Braunold is now seeking out funds from private donations and other governments in Europe and elsewhere.

The American cuts to coexistence programs were imposed amid a host of broader cuts to the Palestinian Authority, East Jerusalem hospitals, and the UN agency for Palestinian refugees (UNRWA). These moves have been announced as the White House plans to unveil its long-awaited peace plan in the near future.

US President Donald Trump said last week that his proposal would be released in the next two-to-four months. He also said, for the first time, that he favored a two-state solution to the conflict.

When Washington announced it was slashing aid to the coexistence programs in September, Trump’s envoy to Middle East peace, Jason Greenblatt, said he continued to “believe in the importance of building relationships between Israelis and Palestinians, particularly kids.”

US President Donald Trump’s Mideast envoy Jason Greenblatt addresses the American Jewish Committee’s Women’s Leadership Board Spring Luncheon in New York on April 24, 2018. (Courtesy / Ellen Dubin Photography)

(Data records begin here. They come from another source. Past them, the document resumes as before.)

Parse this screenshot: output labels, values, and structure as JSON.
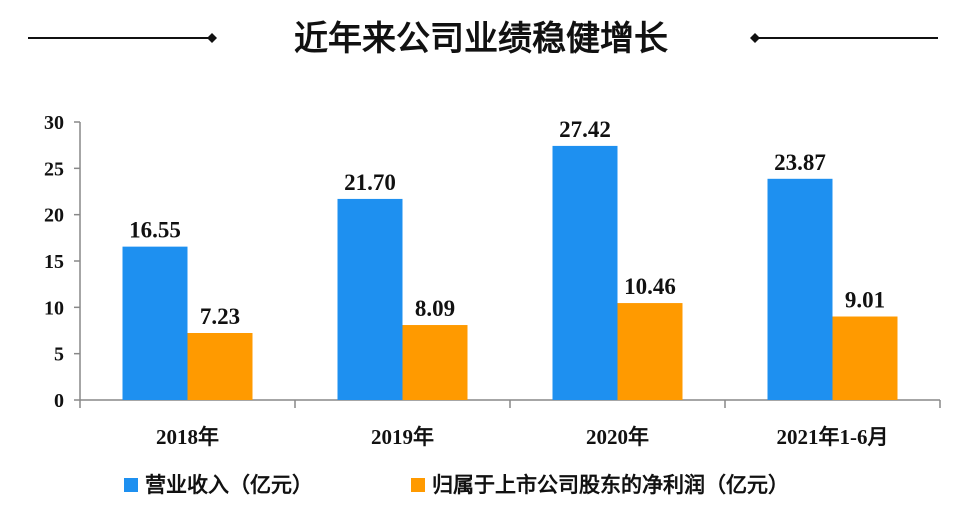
{
  "chart_data": {
    "type": "bar",
    "title": "近年来公司业绩稳健增长",
    "categories": [
      "2018年",
      "2019年",
      "2020年",
      "2021年1-6月"
    ],
    "series": [
      {
        "name": "营业收入（亿元）",
        "values": [
          16.55,
          21.7,
          27.42,
          23.87
        ],
        "value_labels": [
          "16.55",
          "21.70",
          "27.42",
          "23.87"
        ],
        "color": "#1E90F0"
      },
      {
        "name": "归属于上市公司股东的净利润（亿元）",
        "values": [
          7.23,
          8.09,
          10.46,
          9.01
        ],
        "value_labels": [
          "7.23",
          "8.09",
          "10.46",
          "9.01"
        ],
        "color": "#FF9A00"
      }
    ],
    "ylim": [
      0,
      30
    ],
    "yticks": [
      "0",
      "5",
      "10",
      "15",
      "20",
      "25",
      "30"
    ],
    "grid": false,
    "legend_position": "bottom"
  }
}
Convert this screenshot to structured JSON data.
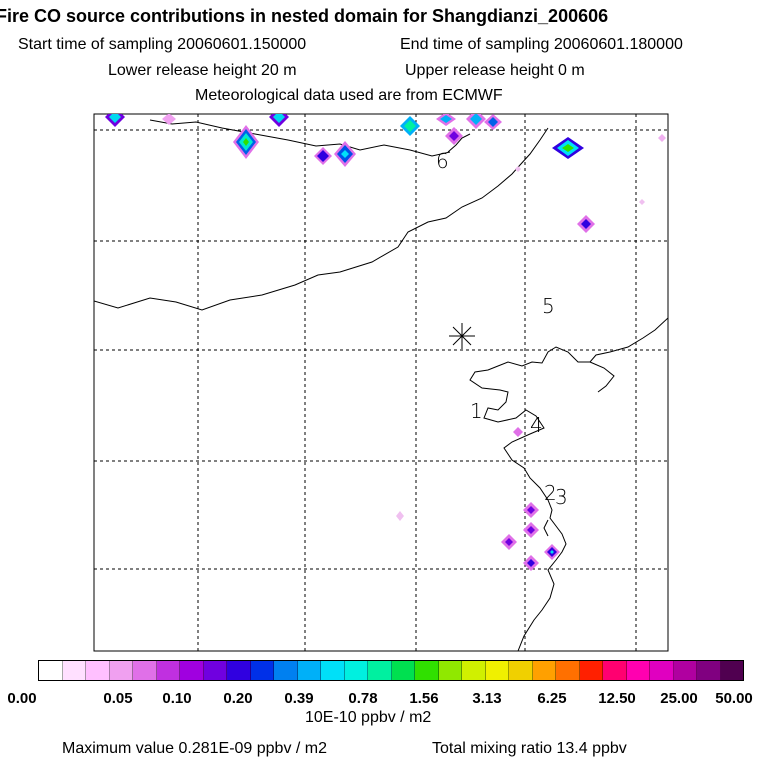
{
  "title": "Fire CO source contributions in nested domain for Shangdianzi_200606",
  "sampling": {
    "start": "Start time of sampling 20060601.150000",
    "end": "End time of sampling 20060601.180000"
  },
  "release": {
    "lower": "Lower release height   20 m",
    "upper": "Upper release height    0 m"
  },
  "met_source": "Meteorological data used are from ECMWF",
  "map": {
    "labels": [
      "6",
      "5",
      "1",
      "4",
      "2",
      "3"
    ],
    "receptor_symbol": "receptor-asterisk"
  },
  "colorbar": {
    "colors": [
      "#ffffff",
      "#ffe0ff",
      "#ffc0ff",
      "#f0a0f0",
      "#e070e8",
      "#c030e0",
      "#a000e0",
      "#7000e0",
      "#3000e0",
      "#0030e8",
      "#0080f0",
      "#00b0f8",
      "#00e0f8",
      "#00f0e0",
      "#00f0a0",
      "#00e050",
      "#30e000",
      "#90e800",
      "#d0f000",
      "#f0f000",
      "#f0d000",
      "#ffa000",
      "#ff7000",
      "#ff2000",
      "#ff0070",
      "#ff00b0",
      "#e000c0",
      "#b000a0",
      "#800080",
      "#500050"
    ],
    "tick_labels": [
      "0.00",
      "0.05",
      "0.10",
      "0.20",
      "0.39",
      "0.78",
      "1.56",
      "3.13",
      "6.25",
      "12.50",
      "25.00",
      "50.00"
    ],
    "unit": "10E-10 ppbv / m2"
  },
  "summary": {
    "max_value": "Maximum value  0.281E-09 ppbv / m2",
    "total": "Total mixing ratio       13.4 ppbv"
  }
}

“But both Palestinian and Israeli kids will lose, and these programs will be meaningless, if the PA continues to condemn a plan they haven’t seen & refuses to engage on it,” he tweeted.

Braunold fiercely criticized the logic behind that statement.

“[Greenblatt] essentially says, ‘I support these programs, but …’ What’s the but? I don’t understand. If you support these programs, fund them.”

The notion that by stopping coexistence programs, you’re going to bring the PA to heel, to listen to the administration, is absurd,” he continued. “It’s patently absurd. No one credibly can make that argument. And it undercuts your very argument that you need to prepare the population.”